Arcangelo era cotto di Giorgia, lui 33 anni lei otto di meno, lui impiegato di banca libero pensatore lei sartina dalle suore con il pallino della matematica. S’erano conosciuti al cinema, una serata con gli amici, una pizza e poi il gusto di un finale di partita molto affettuoso.
Giorgia Veroheven tradiva l’origine nordeuropea danese non solo dal nome ma dalla pelle chiara, da una cascata di capelli biondi, dall’altezza ( raggiungeva il metro e ottantadue, Arcangelo si fermava a uno e sessantotto). Era bella Giorgia, un viso perfetto, ritratto impressionista, illuminato da occhi d’un azzurro soffuso, tenerissimo.
Arcangelo ne andava fiero. Giorgia era quella parte del suo sogno già realizzata. Molto – era naturale – restava da fare. Sicuramente non sarebbe rimasto dietro uno sportello, lavoro che gli aveva procurato uno zio bancario, uno zio che gli aveva trasfuso anche il “vizio” del cinema. Avrebbe spiccato il volo un giorno, non sapeva quando ma era certo che sarebbe accaduto. Prefigurava il suo “fulgido avvenire” – così lo chiamava – e lo sceneggiava come una commedia fantastica di Frank Capra. Non rifuggiva dalla realtà, ma se ne teneva a giusta distanza. Con occhio critico, sorvegliava il mondo e il mondo gli ricambiava la sua condiscendenza senza troppo accanirsi con i suoi barbari rituali e con le sue vigliaccherie quotidiane. ” Se li conosci non ti uccidono”, pensava Arcangelo, mentre osservava lo spettacolo della natura.
L’alba rosseggiava sulla città e i merli popolavano il viale drappeggiato di foglie giallastre. L’autunno, con le sue atmosfere, si era impadronito di luoghi e coscienze. Il cielo era livido ma aveva una sua grande bellezza, un suo spregiudicato modo di esprimersi, di concedersi agli estimatori. E Arcangelo era uno di questi. Non amava mare, sole, sale e sabbia. Si rallegrava vedendo nuvole nere, basse e minacciose. “Sono come me”, diceva, “indubitabilmente presenti, si notano per la loro tragica singolarità e per i colori che offre l’assenza di colore. Un fascino che si concede a pochi, quasi a nessuno”.

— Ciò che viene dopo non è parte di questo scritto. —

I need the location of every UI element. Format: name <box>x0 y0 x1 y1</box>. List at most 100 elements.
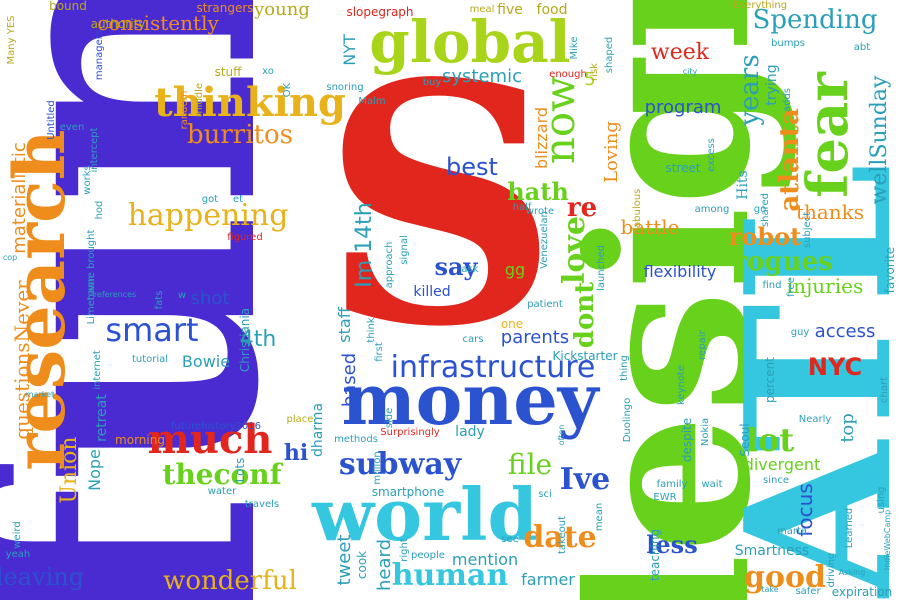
cloud-word: random <box>179 90 190 130</box>
cloud-word: atlanta <box>775 108 805 212</box>
cloud-word: food <box>536 2 568 18</box>
cloud-word: Seoul <box>738 423 752 457</box>
cloud-word: stuff <box>214 65 242 79</box>
cloud-word: Smartness <box>734 543 810 559</box>
cloud-word: hi <box>283 440 309 466</box>
cloud-word: Mike <box>569 36 580 60</box>
cloud-word: hod <box>94 200 105 220</box>
cloud-word: market <box>25 390 55 399</box>
cloud-word: wait <box>701 479 723 490</box>
cloud-word: xo <box>262 66 274 77</box>
cloud-word: using <box>876 486 887 514</box>
cloud-word: based <box>339 352 360 408</box>
cloud-word: dharma <box>310 402 326 458</box>
cloud-word: thanks <box>795 200 865 224</box>
cloud-word: global <box>369 8 571 76</box>
cloud-word: Malm <box>358 96 386 107</box>
cloud-word: chart <box>879 377 890 403</box>
cloud-word: Nope <box>85 449 104 491</box>
cloud-word: marta <box>776 526 808 537</box>
cloud-word: Limetown <box>86 275 97 325</box>
cloud-word: Untitled <box>46 100 57 140</box>
cloud-word: blizzard <box>532 106 551 170</box>
cloud-word: keynote <box>676 364 687 406</box>
cloud-word: people <box>411 550 445 561</box>
cloud-word: street <box>665 161 701 175</box>
cloud-word: access <box>814 321 876 342</box>
cloud-word: less <box>646 530 698 559</box>
cloud-word: five <box>497 2 523 18</box>
cloud-word: robot <box>728 222 802 251</box>
cloud-word: side <box>384 407 395 429</box>
cloud-word: weird <box>12 521 23 549</box>
cloud-word: adds <box>782 87 793 113</box>
cloud-word: fats <box>154 290 165 310</box>
cloud-word: w <box>177 290 187 301</box>
cloud-word: works <box>82 165 93 195</box>
cloud-word: futurehistory2016 <box>170 421 262 432</box>
cloud-word: got <box>201 194 219 205</box>
cloud-word: Nearly <box>798 414 832 425</box>
cloud-word: snoring <box>326 82 364 93</box>
cloud-word: rogues <box>733 247 833 277</box>
cloud-word: cars <box>462 334 484 345</box>
cloud-word: good <box>744 560 826 595</box>
cloud-word: NYC <box>807 353 863 381</box>
cloud-word: tutorial <box>131 354 169 365</box>
cloud-word: city <box>682 67 698 76</box>
cloud-word: despite <box>680 417 694 463</box>
cloud-word: OK <box>282 82 293 98</box>
cloud-word: subway <box>338 447 462 482</box>
cloud-word: 4th <box>239 327 277 352</box>
cloud-word: Kickstarter <box>552 349 618 363</box>
cloud-word: slopegraph <box>346 5 414 19</box>
cloud-word: approach <box>384 241 395 289</box>
cloud-word: internet <box>92 350 103 390</box>
cloud-word: battle <box>620 215 680 239</box>
cloud-word: Spending <box>752 5 878 35</box>
cloud-word: launched <box>596 245 607 291</box>
cloud-word: Loving <box>601 121 622 183</box>
cloud-word: IndieWebCamp <box>883 509 892 571</box>
cloud-word: mention <box>451 550 519 569</box>
cloud-word: shaped <box>604 36 615 74</box>
cloud-word: tweet <box>334 534 355 586</box>
cloud-word: signal <box>399 235 410 265</box>
cloud-word: dont <box>570 281 600 349</box>
cloud-word: parents <box>500 327 570 348</box>
cloud-word: week <box>650 40 710 65</box>
cloud-word: lot <box>745 421 795 459</box>
cloud-word: Christiania <box>238 307 252 373</box>
cloud-word: re <box>566 193 598 223</box>
cloud-word: cook <box>355 550 369 580</box>
cloud-word: world <box>312 472 538 557</box>
cloud-word: consistently <box>97 11 219 35</box>
cloud-word: even <box>59 122 85 133</box>
cloud-word: methods <box>334 434 378 445</box>
cloud-word: say <box>434 252 478 281</box>
cloud-word: program <box>644 97 722 118</box>
cloud-word: shot <box>190 288 230 309</box>
cloud-word: trying <box>764 64 780 106</box>
cloud-word: burritos <box>186 120 294 150</box>
cloud-word: human <box>391 558 509 593</box>
cloud-word: excess <box>706 138 717 172</box>
cloud-word: family <box>656 479 688 490</box>
cloud-word: leaving <box>0 563 85 591</box>
cloud-word: repair <box>697 330 708 360</box>
cloud-word: years <box>735 54 765 126</box>
cloud-word: farmer <box>521 570 575 589</box>
cloud-word: authority <box>90 17 146 31</box>
cloud-word: million <box>372 451 383 485</box>
cloud-word: Many YES <box>6 15 17 65</box>
cloud-word: hath <box>507 177 569 206</box>
cloud-word: take <box>761 585 779 594</box>
cloud-word: expiration <box>831 585 893 599</box>
cloud-word: wonderful <box>163 566 297 596</box>
cloud-word: S <box>320 11 560 399</box>
cloud-word: wrote <box>525 206 555 217</box>
cloud-word: first <box>374 342 385 362</box>
cloud-word: injuries <box>786 274 864 298</box>
cloud-word: Nokia <box>700 417 711 447</box>
cloud-word: buy <box>422 77 442 88</box>
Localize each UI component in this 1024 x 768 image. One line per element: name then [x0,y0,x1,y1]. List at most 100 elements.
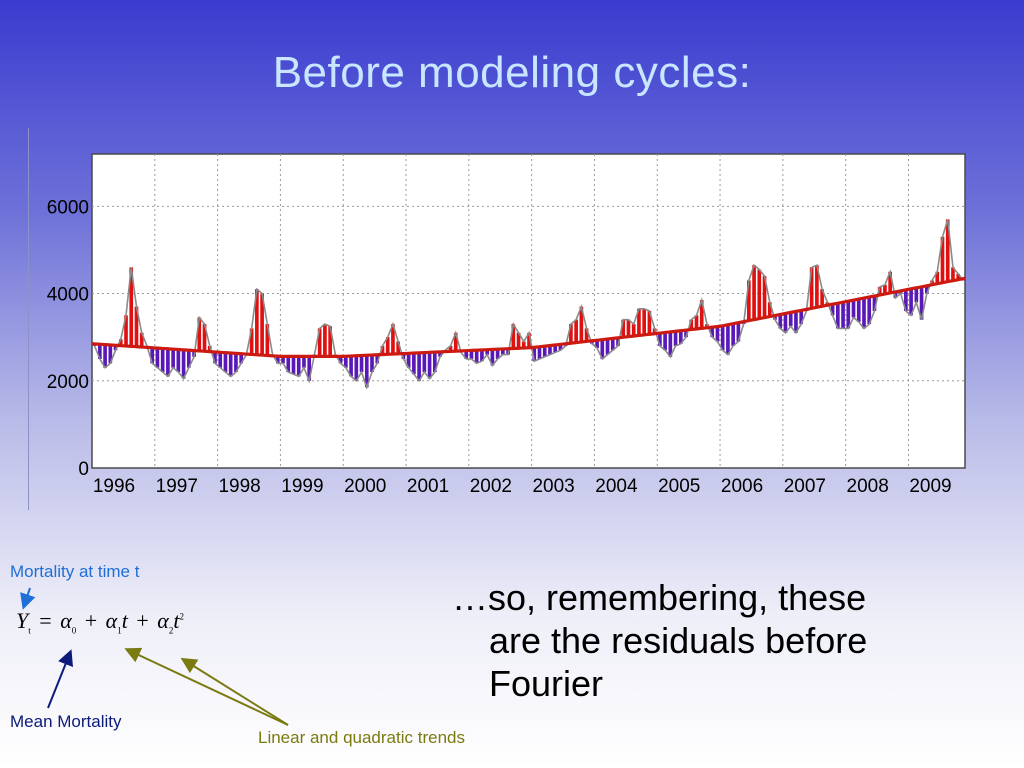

Aveva un impermeabile bianco, lungo, alla maniera del tenente Sheridan, il bavero alzato e un cappellaccio cavato sugli occhi. Improvvisamente si mise a piovere ma lui non aveva paura di quattro gocce, tirò avanti, aveva un appuntamento con Giorgia e per niente al mondo avrebbe mancato. Era tanto felice che quasi camminava sulle acque.
Giorgia lo aspettava non troppo distante, sul viale della stazione, riparata sotto una tettoia, l’ombrello in mano e lo sguardo al cielo. Si chiedeva se sarebbe mai arrivato, era già in ritardo di mezz’ora, quando vide un’ombra avvicinarsi con passo dinoccolato nella sua direzione. Arcangelo non disse nulla, stampò un sorriso cinematografico e insieme – lui e Giorgia – s’immersero in quella scena. S’immedesimarono come in un film. La gioia di incontrarsi mentre nuvole furiose scatenavano la tempesta. La pioggia riscaldava i loro cuori. Ma era verità o sogno? Si sollevò la nebbia e fu allora che passò la sagoma con la sciarpa rossa, il profilo seminascosto da un borsalino nero, a larghe tese. Disse solo una parola, “Amarcord”, prima che Giorgia e Arcangelo si baciassero, incuranti della furia del tempo, invisibili nella fitta foschia, rivolti verso un futuro ch’era già realtà nella loro fervida immaginazione.